I think the worst thing that can happen to anyone who truly loves movies is to become a film critic. In a darkened theater you can, at least for a few hours, escape the reality of your life. The moment you take pen to paper to review a film though, you suddenly become not a fan, but a critical essayist whose main concern is to tear apart what others have wrought. There is nothing worse than a journalist who believes he is better than the very thing which he is charged with covering. When you can’t go into a theater and suspend disbelief for two hours, you really should stop going to the movies.

I’ve read more than a few reviews of Saw, a film directed by James Wan and written by Leigh Wannell. A good many of them, the reviews I mean, try too hard to impress the reader rather than explain what exactly is wrong, or for that matter right, with the film. I can say with absolute certainty that I would suck as a film critic and not because I lack an understanding of the medium. No, I would fail because I wouldn’t spend much time harping on which films the director ripped off, but focus more on what works and what doesn’t work with a given film.

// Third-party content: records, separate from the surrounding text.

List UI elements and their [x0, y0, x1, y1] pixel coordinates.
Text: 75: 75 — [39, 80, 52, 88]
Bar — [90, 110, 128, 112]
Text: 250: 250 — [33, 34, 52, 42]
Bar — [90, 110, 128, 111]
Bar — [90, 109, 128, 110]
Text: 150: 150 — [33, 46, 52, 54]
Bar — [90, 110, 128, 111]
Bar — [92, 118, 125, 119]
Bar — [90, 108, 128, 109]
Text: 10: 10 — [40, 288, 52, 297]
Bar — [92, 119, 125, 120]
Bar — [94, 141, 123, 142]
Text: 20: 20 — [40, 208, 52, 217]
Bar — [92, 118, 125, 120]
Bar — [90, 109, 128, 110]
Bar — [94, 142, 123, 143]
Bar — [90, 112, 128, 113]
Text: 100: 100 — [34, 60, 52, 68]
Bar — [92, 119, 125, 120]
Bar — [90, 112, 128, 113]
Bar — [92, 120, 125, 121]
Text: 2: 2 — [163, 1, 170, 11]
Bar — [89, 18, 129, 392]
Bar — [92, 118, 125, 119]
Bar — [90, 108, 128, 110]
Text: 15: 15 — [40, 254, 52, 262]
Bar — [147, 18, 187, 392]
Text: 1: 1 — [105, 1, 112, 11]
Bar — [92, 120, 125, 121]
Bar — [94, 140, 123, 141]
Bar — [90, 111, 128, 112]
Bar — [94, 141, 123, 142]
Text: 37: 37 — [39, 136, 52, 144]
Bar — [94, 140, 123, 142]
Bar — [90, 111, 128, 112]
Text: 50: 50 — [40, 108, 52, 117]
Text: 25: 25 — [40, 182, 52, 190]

Saw is one of those films you either get and enjoy or don’t get and shouldn’t even be in the theater watching. Wan and Wannell don’t break any new ground, but I don’t think that is the point. Few stories are completely original and Saw doesn’t have to be for the story to resonate with fans of the genre.

What works in Saw is that moody, dark sense of foreboding one would expect in a horror film is replaced instead with witty, sharp dialog that elicits the nervous laughter of someone who has just witnessed an accident and only a fraction of a second separated the viewer from being a victim.

The Red Queen and I just missed catching Saw at Sundance (it was sold prior to screening and subsequently pulled from the schedule). Of course, this did more to whet my appetite than kill it and I’ve been waiting patiently ever since for this films release.

Does this film have holes in it? Yeah, big ones but most moviegoers won’t notice until they’ve left the building. I’ve read some reviewers claim that the killer’s motives weren’t clear to which I say, since when does murder make sense. If you’re of the mindset that goes into a mystery trying to guess whodunit, you’ll find enough standard clues that will lead you to whats really going on long before the credits roll. If you’re the kind of person that hates a film when it forces you to think for yourself, you’ll be sorely disappointed by Saw.